Amer Fakhoury died in August 2020 at the age of 57 in the United States after suffering from stage 4 lymphoma. His family’s lawsuit says he developed the disease and other serious medical problems while detained during a visit to Lebanon on decades-long allegations of murder and torture, which he denied.


Fakhoury’s imprisonment in 2019 and his release in 2020 put further strain on relations between the United States and Lebanon, which is reeling from one of the world’s worst economic disasters and strained by tensions between Washington and Iran.

Recently, lawyers representing Lebanon’s security agency, the Directorate-General for General Security, asked to intervene in the Fakhoury family’s wrongful death lawsuit in order to remove the allegations against them. Lebanon is not named as a defendant in the lawsuit against Iran.

In its filing, the Lebanese Security Agency claimed the lawsuit falsely accuses it and its director of “serious crimes, including kidnapping, torture, and killing at the direction of or with the help of suspected terrorist organizations.”

In return, the Fakhourys’ lawyer, Robert Tolchin, has asked a judge for permission to formally sue Lebanon along with Iran. In the family’s response, he described Lebanon’s action as “a very strange and unusual request submitted by a non-party person”.

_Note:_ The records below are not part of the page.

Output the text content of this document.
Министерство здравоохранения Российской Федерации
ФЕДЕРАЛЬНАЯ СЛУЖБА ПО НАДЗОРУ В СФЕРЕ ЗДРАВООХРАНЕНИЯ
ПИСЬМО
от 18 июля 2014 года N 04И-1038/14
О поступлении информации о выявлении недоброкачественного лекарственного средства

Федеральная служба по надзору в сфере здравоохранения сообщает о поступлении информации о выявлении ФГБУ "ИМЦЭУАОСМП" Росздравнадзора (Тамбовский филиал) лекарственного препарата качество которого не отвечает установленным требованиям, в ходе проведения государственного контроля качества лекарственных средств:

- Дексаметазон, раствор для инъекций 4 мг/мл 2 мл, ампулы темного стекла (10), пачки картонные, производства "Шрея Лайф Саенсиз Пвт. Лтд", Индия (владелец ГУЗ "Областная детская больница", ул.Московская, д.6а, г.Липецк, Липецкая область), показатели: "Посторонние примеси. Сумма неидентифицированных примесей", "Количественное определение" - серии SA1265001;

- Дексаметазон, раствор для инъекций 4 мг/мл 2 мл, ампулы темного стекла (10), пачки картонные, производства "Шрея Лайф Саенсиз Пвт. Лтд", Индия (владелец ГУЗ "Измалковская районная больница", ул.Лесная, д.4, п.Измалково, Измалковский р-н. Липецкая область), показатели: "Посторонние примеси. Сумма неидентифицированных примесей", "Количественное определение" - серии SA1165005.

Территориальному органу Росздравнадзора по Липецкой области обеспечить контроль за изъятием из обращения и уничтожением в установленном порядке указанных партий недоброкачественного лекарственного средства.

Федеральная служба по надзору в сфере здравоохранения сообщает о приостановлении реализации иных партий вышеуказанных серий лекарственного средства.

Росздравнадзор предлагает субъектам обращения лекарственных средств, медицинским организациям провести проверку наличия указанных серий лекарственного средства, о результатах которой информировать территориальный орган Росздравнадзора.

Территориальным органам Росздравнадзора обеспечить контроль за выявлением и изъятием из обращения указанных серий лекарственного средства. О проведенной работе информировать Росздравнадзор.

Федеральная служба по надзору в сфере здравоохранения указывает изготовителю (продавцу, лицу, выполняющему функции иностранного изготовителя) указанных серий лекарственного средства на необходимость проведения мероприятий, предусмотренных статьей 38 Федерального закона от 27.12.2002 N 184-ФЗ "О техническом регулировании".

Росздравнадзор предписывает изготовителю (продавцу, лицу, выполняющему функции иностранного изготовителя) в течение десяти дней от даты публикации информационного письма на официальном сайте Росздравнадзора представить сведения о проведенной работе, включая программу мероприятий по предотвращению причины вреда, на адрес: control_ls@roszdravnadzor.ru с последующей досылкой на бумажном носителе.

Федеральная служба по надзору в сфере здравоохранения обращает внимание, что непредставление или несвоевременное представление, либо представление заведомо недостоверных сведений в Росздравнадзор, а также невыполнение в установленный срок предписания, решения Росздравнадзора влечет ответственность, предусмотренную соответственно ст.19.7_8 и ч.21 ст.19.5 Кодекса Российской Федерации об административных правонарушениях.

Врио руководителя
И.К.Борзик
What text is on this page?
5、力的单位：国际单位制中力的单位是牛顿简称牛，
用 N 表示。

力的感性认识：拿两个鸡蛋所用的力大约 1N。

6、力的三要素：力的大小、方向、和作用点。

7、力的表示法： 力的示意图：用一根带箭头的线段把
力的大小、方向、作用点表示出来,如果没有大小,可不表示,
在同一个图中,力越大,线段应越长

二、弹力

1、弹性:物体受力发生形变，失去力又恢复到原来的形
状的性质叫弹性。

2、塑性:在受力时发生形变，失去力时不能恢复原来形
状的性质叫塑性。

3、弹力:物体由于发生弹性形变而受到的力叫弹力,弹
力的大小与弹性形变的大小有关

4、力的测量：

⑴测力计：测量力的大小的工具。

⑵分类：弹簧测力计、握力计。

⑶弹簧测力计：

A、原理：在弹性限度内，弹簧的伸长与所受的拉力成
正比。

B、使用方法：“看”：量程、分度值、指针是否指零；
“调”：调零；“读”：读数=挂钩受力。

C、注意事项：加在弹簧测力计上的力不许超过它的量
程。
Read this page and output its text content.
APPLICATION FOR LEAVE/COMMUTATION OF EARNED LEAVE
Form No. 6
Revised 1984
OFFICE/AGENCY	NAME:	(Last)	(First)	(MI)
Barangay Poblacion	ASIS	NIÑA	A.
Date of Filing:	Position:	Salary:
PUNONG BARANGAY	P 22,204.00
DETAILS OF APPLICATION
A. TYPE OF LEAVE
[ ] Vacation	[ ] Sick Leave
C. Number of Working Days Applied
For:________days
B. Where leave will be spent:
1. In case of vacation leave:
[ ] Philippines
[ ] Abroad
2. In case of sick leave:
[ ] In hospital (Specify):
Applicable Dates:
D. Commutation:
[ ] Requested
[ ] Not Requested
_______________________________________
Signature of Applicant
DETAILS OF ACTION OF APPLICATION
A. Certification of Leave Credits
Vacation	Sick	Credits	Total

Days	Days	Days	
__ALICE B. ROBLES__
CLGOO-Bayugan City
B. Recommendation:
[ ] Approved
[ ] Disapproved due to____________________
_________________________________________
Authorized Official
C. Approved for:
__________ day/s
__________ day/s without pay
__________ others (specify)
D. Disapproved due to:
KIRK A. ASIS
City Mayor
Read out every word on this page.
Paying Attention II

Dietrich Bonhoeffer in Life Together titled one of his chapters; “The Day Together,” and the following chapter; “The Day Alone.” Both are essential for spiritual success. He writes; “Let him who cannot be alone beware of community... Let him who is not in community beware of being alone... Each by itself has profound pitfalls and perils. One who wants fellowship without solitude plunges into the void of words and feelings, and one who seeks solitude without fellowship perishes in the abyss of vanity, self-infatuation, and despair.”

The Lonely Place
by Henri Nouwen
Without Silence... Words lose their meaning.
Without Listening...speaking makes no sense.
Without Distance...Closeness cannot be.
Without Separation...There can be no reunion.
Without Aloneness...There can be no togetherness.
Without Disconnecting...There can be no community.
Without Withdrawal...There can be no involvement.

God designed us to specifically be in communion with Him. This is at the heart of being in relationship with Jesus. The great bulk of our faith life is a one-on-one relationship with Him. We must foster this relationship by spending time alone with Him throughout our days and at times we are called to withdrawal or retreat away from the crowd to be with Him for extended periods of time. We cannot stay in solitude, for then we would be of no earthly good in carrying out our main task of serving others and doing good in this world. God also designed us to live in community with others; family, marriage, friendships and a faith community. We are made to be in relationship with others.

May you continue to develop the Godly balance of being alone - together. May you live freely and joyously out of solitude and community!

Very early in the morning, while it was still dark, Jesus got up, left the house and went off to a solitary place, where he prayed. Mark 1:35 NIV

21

The family’s lawsuit, filed in Washington in May, initially argued it was possible to sue Iran under an exemption from the Foreign Sovereign Immunities Act because it has been described as a “state sponsor of terrorism” since 1984, a dominant political and militant force in Lebanon “Instrument” of Iran.

Iran has yet to respond to the lawsuit. It has ignored other cases filed in American courts after the 1979 Islamic Revolution and the US Embassy hostage crisis. The Iranian mission to the United Nations did not respond to a request for comment.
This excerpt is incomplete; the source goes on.